En réalité, le cœur du litige se situe dans ce qu'il convenait de déclarer au titre des revenus 2019 pour estimer la perte de rémunération. Lors des négociations du début de confinement, la CNAM aurait assuré aux représentants syndicaux que tous les revenus 2019 seraient pris en compte. Aujourd'hui, elle explique que la comparaison devait se comprendre sur les seuls actes et non les rémunérations forfaitaires qui, elles, n'avaient pas vocation à être affectées par le confinement.
Imbroglio sur les forfaits
Le problème est que le décret 2020-1807 du 30 décembre 2020, qui remet au propre le mode de calcul de l'aide, indique qu'il convenait de reporter pour les revenus de 2019 « le montant total des honoraires sans dépassement perçus », ce qui signifie littéralement les actes et également les forfaits.
« Beaucoup de médecins l'ont compris comme cela, d'autant que c'est ce que nous avait dit le directeur de la CNAM, explique le Dr Richard Talbot, militant de la FMF, expert maison des questions juridiques. Certains ont déclaré les forfaits médecin traitant, les diverses majorations, les forfaits structure ou encore les rémunérations liées aux déserts médicaux. Il n'est écrit nulle part explicitement dans les décrets que les forfaits sont exclus ». En revanche, le décret mentionne pour la valeur à déclarer pour 2020 « des honoraires sans dépassement facturés ou à facturer ». Dans ce cas, il ne peut s'agir, par définition, que d'actes puisque les forfaits ne sont pas facturés par le médecin.
Boulette juridique dans la rédaction du décret ou mauvaise foi de la caisse, comme le font valoir les deux syndicats ? « Ces demandes de remboursement vont créer du mécontentement chez les médecins concernés juste au moment où on leur demande de prêter main-forte pour la vaccination, souligne le Dr Talbot. Nous demandons le respect de la parole donnée au printemps de l'année dernière.
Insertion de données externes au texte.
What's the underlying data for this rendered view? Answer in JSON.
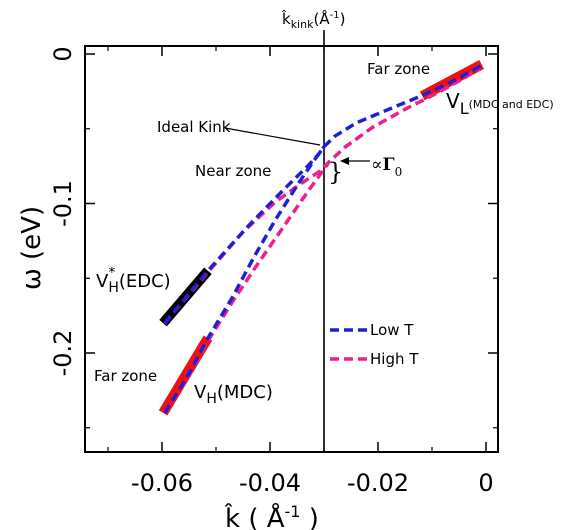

La FMF est en train de faire un recensement des médecins concernés pour les aider à contester juridiquement les réclamations d'indus sous la forme d'une action commune ».
Sur Twitter, MG France a indiqué de son côté mercredi soir qu'il « exige donc une transparence totale sur les chiffres affichés, les modes de calcul retenus, l’ampleur du phénomène et le montant des indus demandés aux médecins libéraux ».
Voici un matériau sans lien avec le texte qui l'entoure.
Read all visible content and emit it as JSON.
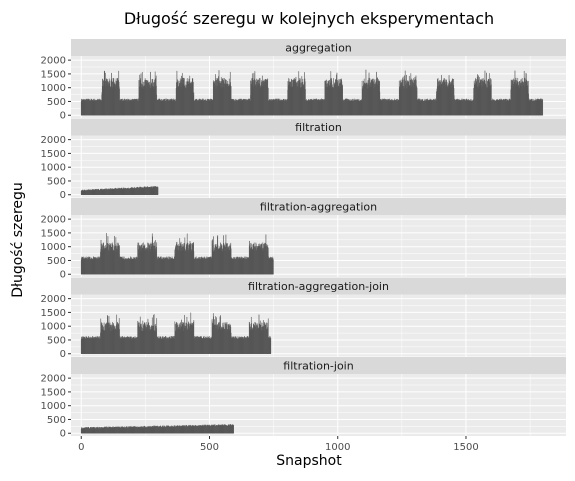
{
  "chart_data": {
    "type": "bar",
    "title": "Długość szeregu w kolejnych eksperymentach",
    "xlabel": "Snapshot",
    "ylabel": "Długość szeregu",
    "xlim": [
      -40,
      1890
    ],
    "ylim": [
      -100,
      2150
    ],
    "x_ticks": [
      0,
      500,
      1000,
      1500
    ],
    "y_ticks": [
      0,
      500,
      1000,
      1500,
      2000
    ],
    "grid": true,
    "colors": {
      "bar": "#595959",
      "panel": "#ebebeb",
      "strip": "#d9d9d9",
      "grid": "#ffffff"
    },
    "facets": [
      {
        "label": "aggregation",
        "n_snapshots": 1800,
        "baseline": 500,
        "low_noise": 100,
        "peak_noise": 400,
        "cycle_start": 80,
        "cycle_period": 145,
        "peak_width": 70,
        "peak_level": 1150,
        "spike_level": 1650
      },
      {
        "label": "filtration",
        "n_snapshots": 300,
        "baseline": 120,
        "low_noise": 60,
        "peak_noise": 0,
        "ramp_to": 260,
        "cycle_start": 0,
        "cycle_period": 0,
        "peak_width": 0,
        "peak_level": 0,
        "spike_level": 0
      },
      {
        "label": "filtration-aggregation",
        "n_snapshots": 750,
        "baseline": 520,
        "low_noise": 120,
        "peak_noise": 350,
        "cycle_start": 75,
        "cycle_period": 145,
        "peak_width": 75,
        "peak_level": 1000,
        "spike_level": 1500
      },
      {
        "label": "filtration-aggregation-join",
        "n_snapshots": 740,
        "baseline": 520,
        "low_noise": 120,
        "peak_noise": 350,
        "cycle_start": 75,
        "cycle_period": 145,
        "peak_width": 75,
        "peak_level": 1000,
        "spike_level": 1500
      },
      {
        "label": "filtration-join",
        "n_snapshots": 595,
        "baseline": 150,
        "low_noise": 70,
        "peak_noise": 0,
        "ramp_to": 260,
        "cycle_start": 0,
        "cycle_period": 0,
        "peak_width": 0,
        "peak_level": 0,
        "spike_level": 0
      }
    ]
  }
}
Info Express : On ne nous DIPA tout !
— MG FRANCE (@MG_France) September 1, 2021
Rentrant de vacances, de nombreux médecins libéraux, notamment généralistes, ont eu la désagréable surprise de devoir rendre une partie de leur Indemnisation pour Perte d’Activité (DIPA) à l’assurance maladie…
à dérouler… pic.twitter.com/9Aj6xAoZQG
La CSMF a également mis en ligne des explications techniques.
#DIPA : Le compte est là ?
— CSMF_officiel (@CSMF_officiel) September 2, 2021
https://t.co/EzCmLT7cmO pic.twitter.com/TqvuQP4zOC
La centrale de Jean-Paul Ortiz a réclamé mercredi, lors d'une réunion avec le directeur général de la CNAM, la mise en place d'un « groupe technique national qui serait un recours pour tout médecin s'estimant injustement lésé ».
Dans cet imbroglio juridique de rentrée, reste à voir ce qui vaut le mieux, entre un bon compromis et un mauvais procès.